Dorner was a Lutheran—“more Lutheran than Reformed”—and so not very similar to Bushnell, who ministered to the Congregational churches of Connecticut (Olson 2013, 246). Bushnell emphasized religious feeling. Dorner believed the Protestant Reformation had not yet been accomplished. Dorner believed the orthodoxy of Protestant was still too rooted in the classical traditions. Dorner sought to describe a God who is more relational than immutable while at the same time avoiding the Hegelian panentheistic conception of God, which posits that “all is in God,” meaning that God is related to the world as the soul is to the body (Cooper 2006, 3).
Dorner thus sought to show that the world had to develop a relationship with God anew, had to move past the old world traditions that prevented the human soul from reaching out and touching the light.

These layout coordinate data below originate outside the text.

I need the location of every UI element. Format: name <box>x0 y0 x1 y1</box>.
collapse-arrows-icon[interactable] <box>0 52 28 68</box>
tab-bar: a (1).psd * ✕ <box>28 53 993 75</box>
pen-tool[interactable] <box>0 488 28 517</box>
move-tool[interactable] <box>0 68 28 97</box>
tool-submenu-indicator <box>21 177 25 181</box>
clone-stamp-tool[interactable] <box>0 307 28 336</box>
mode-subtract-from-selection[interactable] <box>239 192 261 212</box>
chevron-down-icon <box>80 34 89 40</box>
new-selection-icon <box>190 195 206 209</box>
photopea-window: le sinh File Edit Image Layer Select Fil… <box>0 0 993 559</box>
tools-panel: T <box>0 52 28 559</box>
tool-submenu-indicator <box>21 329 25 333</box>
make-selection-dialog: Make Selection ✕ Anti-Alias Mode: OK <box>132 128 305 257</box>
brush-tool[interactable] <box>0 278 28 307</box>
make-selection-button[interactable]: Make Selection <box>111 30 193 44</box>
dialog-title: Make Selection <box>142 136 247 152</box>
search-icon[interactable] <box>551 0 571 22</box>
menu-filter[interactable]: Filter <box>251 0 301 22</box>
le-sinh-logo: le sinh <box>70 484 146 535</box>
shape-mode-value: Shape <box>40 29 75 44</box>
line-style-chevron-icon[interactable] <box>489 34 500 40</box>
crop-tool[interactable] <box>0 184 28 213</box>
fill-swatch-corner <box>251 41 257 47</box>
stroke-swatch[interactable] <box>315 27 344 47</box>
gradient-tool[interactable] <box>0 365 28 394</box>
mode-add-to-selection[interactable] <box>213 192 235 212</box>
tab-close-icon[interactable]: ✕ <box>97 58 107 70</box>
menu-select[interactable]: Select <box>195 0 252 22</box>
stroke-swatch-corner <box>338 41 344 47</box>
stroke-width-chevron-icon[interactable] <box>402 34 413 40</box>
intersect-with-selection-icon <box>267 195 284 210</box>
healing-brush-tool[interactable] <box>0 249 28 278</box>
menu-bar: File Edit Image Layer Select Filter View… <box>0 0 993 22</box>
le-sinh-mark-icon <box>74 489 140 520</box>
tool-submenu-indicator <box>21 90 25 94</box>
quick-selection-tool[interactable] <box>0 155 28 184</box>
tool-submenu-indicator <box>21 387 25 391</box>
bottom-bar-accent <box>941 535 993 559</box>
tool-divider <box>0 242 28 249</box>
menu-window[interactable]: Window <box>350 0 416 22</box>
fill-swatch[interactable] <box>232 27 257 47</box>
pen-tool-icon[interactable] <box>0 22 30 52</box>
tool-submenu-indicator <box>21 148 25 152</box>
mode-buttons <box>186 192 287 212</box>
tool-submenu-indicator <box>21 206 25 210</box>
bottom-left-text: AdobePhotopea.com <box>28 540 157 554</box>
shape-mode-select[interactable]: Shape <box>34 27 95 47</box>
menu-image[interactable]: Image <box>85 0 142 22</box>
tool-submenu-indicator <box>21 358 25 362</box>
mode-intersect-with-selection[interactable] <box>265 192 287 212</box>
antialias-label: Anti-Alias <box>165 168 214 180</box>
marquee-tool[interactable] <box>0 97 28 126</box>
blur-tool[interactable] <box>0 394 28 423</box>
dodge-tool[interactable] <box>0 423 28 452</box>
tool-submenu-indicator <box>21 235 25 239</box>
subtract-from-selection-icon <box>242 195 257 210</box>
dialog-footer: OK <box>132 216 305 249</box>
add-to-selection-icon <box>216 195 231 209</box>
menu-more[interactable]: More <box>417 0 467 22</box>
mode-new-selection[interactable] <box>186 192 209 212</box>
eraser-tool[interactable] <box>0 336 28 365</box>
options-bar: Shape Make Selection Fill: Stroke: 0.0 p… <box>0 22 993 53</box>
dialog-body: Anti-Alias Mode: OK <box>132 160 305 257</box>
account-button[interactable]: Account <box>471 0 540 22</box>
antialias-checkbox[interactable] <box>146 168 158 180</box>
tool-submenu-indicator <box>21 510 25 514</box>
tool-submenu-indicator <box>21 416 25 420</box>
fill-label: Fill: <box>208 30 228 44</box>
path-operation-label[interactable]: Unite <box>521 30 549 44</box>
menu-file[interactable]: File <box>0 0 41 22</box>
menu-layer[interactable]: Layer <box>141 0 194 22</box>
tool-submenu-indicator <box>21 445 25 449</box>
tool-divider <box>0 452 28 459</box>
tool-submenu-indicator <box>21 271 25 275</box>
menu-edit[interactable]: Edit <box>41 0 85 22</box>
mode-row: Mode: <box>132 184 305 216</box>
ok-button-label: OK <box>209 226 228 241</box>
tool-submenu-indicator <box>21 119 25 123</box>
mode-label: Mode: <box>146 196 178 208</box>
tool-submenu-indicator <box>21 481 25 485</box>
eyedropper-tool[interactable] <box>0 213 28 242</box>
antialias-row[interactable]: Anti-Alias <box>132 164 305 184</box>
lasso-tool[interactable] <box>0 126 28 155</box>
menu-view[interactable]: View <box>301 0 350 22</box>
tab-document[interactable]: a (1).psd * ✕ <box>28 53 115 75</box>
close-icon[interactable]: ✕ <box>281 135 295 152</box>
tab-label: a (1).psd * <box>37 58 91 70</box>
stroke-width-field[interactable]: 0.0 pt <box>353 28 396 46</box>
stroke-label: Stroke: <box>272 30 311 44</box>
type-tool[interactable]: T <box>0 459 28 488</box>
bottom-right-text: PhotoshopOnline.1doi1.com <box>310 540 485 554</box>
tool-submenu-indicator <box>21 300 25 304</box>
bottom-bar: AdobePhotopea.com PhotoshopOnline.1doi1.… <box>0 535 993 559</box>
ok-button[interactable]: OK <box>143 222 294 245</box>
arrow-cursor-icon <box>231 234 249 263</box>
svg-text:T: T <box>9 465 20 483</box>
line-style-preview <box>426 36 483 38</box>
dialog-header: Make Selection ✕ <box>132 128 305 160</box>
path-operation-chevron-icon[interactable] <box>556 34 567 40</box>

Bushnell also shared this sentiment in his own way. He wanted to explore God from the perspective of the modern mind without tearing out the basic fundamental beliefs of God that still rang true. For Hegel, whom Dorner disliked because the former insisted that God was as dependent upon the world as the world was upon God, the idea of God was more a projection of humanity upon the heavens. Neither Dorner nor Bushnell believed this to be the case, which is why they never went so far as to embrace liberal theology. They simply believed that there was room in which the work of the Reformation still had to grow. This room could be filled out by personal or relational understanding of God, but it ought not to be abandoned for the idea that God was a human construct. Such an argument was contrary to Christian faith, as far as they were concerned. This is how they sought to establish a middle ground between tradition and modernism. In so doing, they walked a tightrope of understanding that did not much appeal to scholars who felt one should be on one side of the divide or the other. Those who sought to walk the middle were like the lukewarm who would be vomited from the mouth of God.
References
Cooper, J. W. (2006). Panentheism--the other god of the philosophers: From Plato to the present. Baker Academic.
Olson, Roger E. The Journey of Modern Theology: From Reconstruction to Deconstruction. Downers Grove: InterVarsity Press, 2013.